Cyware Daily Threat Intelligence, April 23, 2025
Daily Threat Briefing • April 23, 2025
One compromised package, five tainted versions, and private keys silently siphoned away. A supply chain attack hit a widely used JavaScript library for the XRP Ledger. Malicious code was slipped into several recent versions, enabling private key theft via an external domain. The incident is linked to a compromised npm account tied to a Ripple employee.
Docker containers aren’t always what they seem. A new threat named TenoBot is targeting systems running outdated Teneo Web3 node software, deploying malicious containers to hijack environments. Once inside, it enables attackers to conduct multiple actions, all while blending in with legitimate processes to avoid detection.
A hidden flaw could turn Moodle into an unintentional threat vector. A recent audit exposed a TOC-TOU bug in the LMS’s URL validation process, enabling SSRF. By tampering with DNS responses, attackers can redirect requests to internal endpoints. Features like Calendar imports and File Picker are directly impacted, potentially affecting millions of users.
Top Malware Reported in the Last 24 Hours
NPM package infected with cryptostealer
The xrpl.js, a popular JavaScript library for interacting with the XRP Ledger, was compromised in a supply chain attack. Malicious code, introduced in versions 4.2.1, 4.2.2, 4.2.3, 4.2.4, and 2.14.2, included a function to steal users' private keys and send them to an external domain. The compromise likely occurred via a hacked npm account belonging to a Ripple employee. Users of affected versions should immediately update to versions 4.2.5 or 2.14.3 and consider rotating any potentially compromised keys. The XRP Ledger itself was not affected.
Malicious LNK spread as notices
ASEC has identified a malicious LNK file targeting Korean users. This malware, disguised as notices, aims to steal user information by collecting data related to virtual assets, browsers, and email files, and it also performs keylogging. When executed, the LNK file downloads an HTA file that contains scripts for data collection and keylogging. The attack is specifically targeting Korean users, as indicated by the use of Korean comments in the scripts and the targeting of Korean web services.
Kimsuky distributes PebbleDash malware
The Kimsuky group is distributing PebbleDash malware, previously associated with the Lazarus group, using spear-phishing tactics. The initial access involves executing JavaScript via LNK files, which then runs PowerShell for persistence and malware installation. The attackers use tools like AsyncRAT alongside PebbleDash for remote control. The modification of termsrv.dll disables RDP authentication, allowing unauthorized access. Users are advised to verify file extensions, check for modified DLLs using hash comparisons, and monitor for suspicious accounts like ‘Root’.
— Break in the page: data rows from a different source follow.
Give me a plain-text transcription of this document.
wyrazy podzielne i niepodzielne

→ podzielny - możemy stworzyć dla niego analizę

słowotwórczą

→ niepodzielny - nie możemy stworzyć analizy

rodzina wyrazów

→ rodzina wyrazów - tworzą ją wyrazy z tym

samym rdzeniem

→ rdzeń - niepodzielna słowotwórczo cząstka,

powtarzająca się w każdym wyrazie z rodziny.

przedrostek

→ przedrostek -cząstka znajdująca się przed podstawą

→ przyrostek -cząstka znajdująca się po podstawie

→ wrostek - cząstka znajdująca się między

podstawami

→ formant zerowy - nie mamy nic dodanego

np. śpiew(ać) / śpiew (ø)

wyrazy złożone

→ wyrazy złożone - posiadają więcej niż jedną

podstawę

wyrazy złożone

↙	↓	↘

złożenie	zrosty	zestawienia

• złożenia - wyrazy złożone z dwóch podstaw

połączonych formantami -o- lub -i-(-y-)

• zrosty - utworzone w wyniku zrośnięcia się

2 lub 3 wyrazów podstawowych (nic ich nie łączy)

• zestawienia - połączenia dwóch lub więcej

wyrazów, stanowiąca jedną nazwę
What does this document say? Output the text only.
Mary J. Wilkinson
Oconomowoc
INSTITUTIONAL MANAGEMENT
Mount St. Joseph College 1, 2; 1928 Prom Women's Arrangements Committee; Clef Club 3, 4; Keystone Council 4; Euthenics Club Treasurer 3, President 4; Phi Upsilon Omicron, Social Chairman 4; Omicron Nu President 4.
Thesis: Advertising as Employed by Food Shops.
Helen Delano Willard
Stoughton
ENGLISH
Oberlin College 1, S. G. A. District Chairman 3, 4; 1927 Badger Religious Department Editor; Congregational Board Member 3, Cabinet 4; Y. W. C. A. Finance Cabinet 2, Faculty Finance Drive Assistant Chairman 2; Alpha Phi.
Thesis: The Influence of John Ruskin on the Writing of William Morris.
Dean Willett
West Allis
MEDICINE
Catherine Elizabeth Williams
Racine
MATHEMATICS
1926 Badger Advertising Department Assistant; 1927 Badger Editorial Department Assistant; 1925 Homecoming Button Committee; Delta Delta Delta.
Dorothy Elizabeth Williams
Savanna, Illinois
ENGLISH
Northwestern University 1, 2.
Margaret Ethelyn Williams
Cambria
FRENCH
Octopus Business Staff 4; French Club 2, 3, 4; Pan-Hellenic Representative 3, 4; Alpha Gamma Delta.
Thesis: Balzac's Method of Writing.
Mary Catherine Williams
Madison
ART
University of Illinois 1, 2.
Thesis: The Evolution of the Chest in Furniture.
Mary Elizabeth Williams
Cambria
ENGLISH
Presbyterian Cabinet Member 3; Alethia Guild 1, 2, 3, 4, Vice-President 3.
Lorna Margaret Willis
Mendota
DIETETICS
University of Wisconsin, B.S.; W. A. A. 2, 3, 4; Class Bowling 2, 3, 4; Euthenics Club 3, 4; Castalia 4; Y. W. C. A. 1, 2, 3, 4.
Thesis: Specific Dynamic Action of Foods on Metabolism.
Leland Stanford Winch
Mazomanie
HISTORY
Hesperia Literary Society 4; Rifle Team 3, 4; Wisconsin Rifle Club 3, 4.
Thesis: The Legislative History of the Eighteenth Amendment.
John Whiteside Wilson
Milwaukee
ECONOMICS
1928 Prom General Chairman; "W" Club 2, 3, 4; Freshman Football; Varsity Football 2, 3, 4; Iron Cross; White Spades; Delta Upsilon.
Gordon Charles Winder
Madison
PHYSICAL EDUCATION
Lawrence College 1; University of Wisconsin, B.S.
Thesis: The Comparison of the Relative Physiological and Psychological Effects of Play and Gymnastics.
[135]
Docker malware abuses Teneo web3 node
A new Docker malware, dubbed TenoBot, exploits vulnerabilities in Teneo Web3 node software. It deploys malicious containers that compromise system security, allowing attackers to manipulate blockchain transactions and steal sensitive information. TenoBot can execute unauthorized commands, effectively gaining control over affected systems. The malware utilizes known vulnerabilities within the Teneo software, making it particularly dangerous for users running outdated versions. The attack is characterized by its stealthy nature, as it blends in with legitimate Docker operations, complicating detection efforts.
Top Vulnerabilities Reported in the Last 24 Hours
Critical vulnerability in Moodle
A recent security audit uncovered critical vulnerabilities in Moodle (version 4.4.3), the popular learning management system. A Time-of-Check to Time-of-Use (TOC-TOU) flaw in its URL validation process allows attackers to bypass Server-Side Request Forgery (SSRF) protections. By manipulating DNS responses between Moodle checking a user-supplied URL and fetching its content, attackers can redirect requests to internal addresses, including sensitive AWS metadata endpoints. This affects features like Calendar imports and the File Picker, putting millions of Moodle instances at risk.
Bug spotted in Synology’s NFS
A critical vulnerability (CVE-2025-1021) affects Synology's Network File System (NFS) service on DiskStation Manager (DSM). This flaw allows unauthorized remote attackers to access sensitive files on vulnerable devices due to a missing authorization check. The vulnerability impacts several DSM versions and carries a CVSS score of 7.5 (Important). Synology has released patches to fix this issue.